I don’t answer, glowering at her.

Ro hops up onto the table. “Look, if she doesn’t text back, she wasn’t the one. But my money’s on her reaching out.”

“Plus, you’re disgustingly hot,” Millie says matter-of-factly.

“Jesus Christ, kid,” I mutter, because not only is she nineteen and the daughter of Jonas McClane, the man supplying the club with the gold that funds this club, but she and our prospect, Will, have this will-they-won’t-they thing going on. But in any case, her words still make me smile.

The door swings open, and Bear, Koa, and Ghost file in with Sin. They take one look at me surrounded by women and veer over like sharks smelling blood.

“Woman problems,” Ro announces cheerfully.

Bear’s massive frame shakes with laughter. “Our VP, finally brought down by a woman.”

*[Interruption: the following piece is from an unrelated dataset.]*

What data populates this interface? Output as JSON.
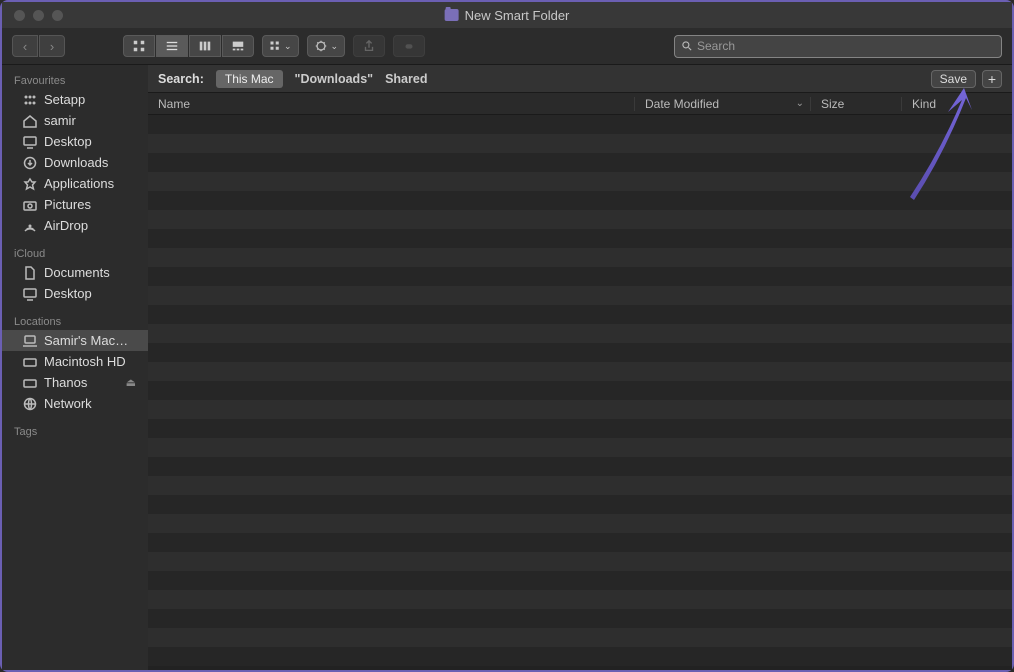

“Shut the fuck up,” I reply.

Sin leans against the bar, presidential assessment mode activated. “Marley issues, brother?”

“Yeah… might’ve scared her off.”

“How?” Ghost asks.

“Told her about the club. Kissed her. Not in a good order.”

Koa grins. “Easy fix. You just gotta—”

“Don’t listen to Koa,” Bear interrupts. “Last time he gave relationship advice, Flint got slapped, and it wasn’t with a hand. I’ll tell you that much.”

Sin holds up his arm, palm facing out. “Give her space, but not too much. Women say they want space, but they want to know you’re still there. Don’t be pushy.”

“Most contradictory advice ever,” I say flatly.

“Welcome to women,” Ro chimes in, smiling brightly.

Victoria nods. “He’s not wrong. The key is patience. She’ll reach out when she’s ready.”

“And if she doesn’t?” I hate how fucking vulnerable and pussy-like that makes me sound.

“Then you man up and tell her how you feel,” Bear says, surprisingly gentle. “Lay it out that you’re into her, and the club’s part of who you are, take it or leave it. At least she’ll know where you stand.”

Suddenly, my phone buzzes. I reach into my pocket, yank out my cell, and when I see the name on my screen, my heart slams into my chest.

“That her?” Millie whispers.

Marley: Hey. Can we talk?

Four words that feel like a lifeline or a death trap.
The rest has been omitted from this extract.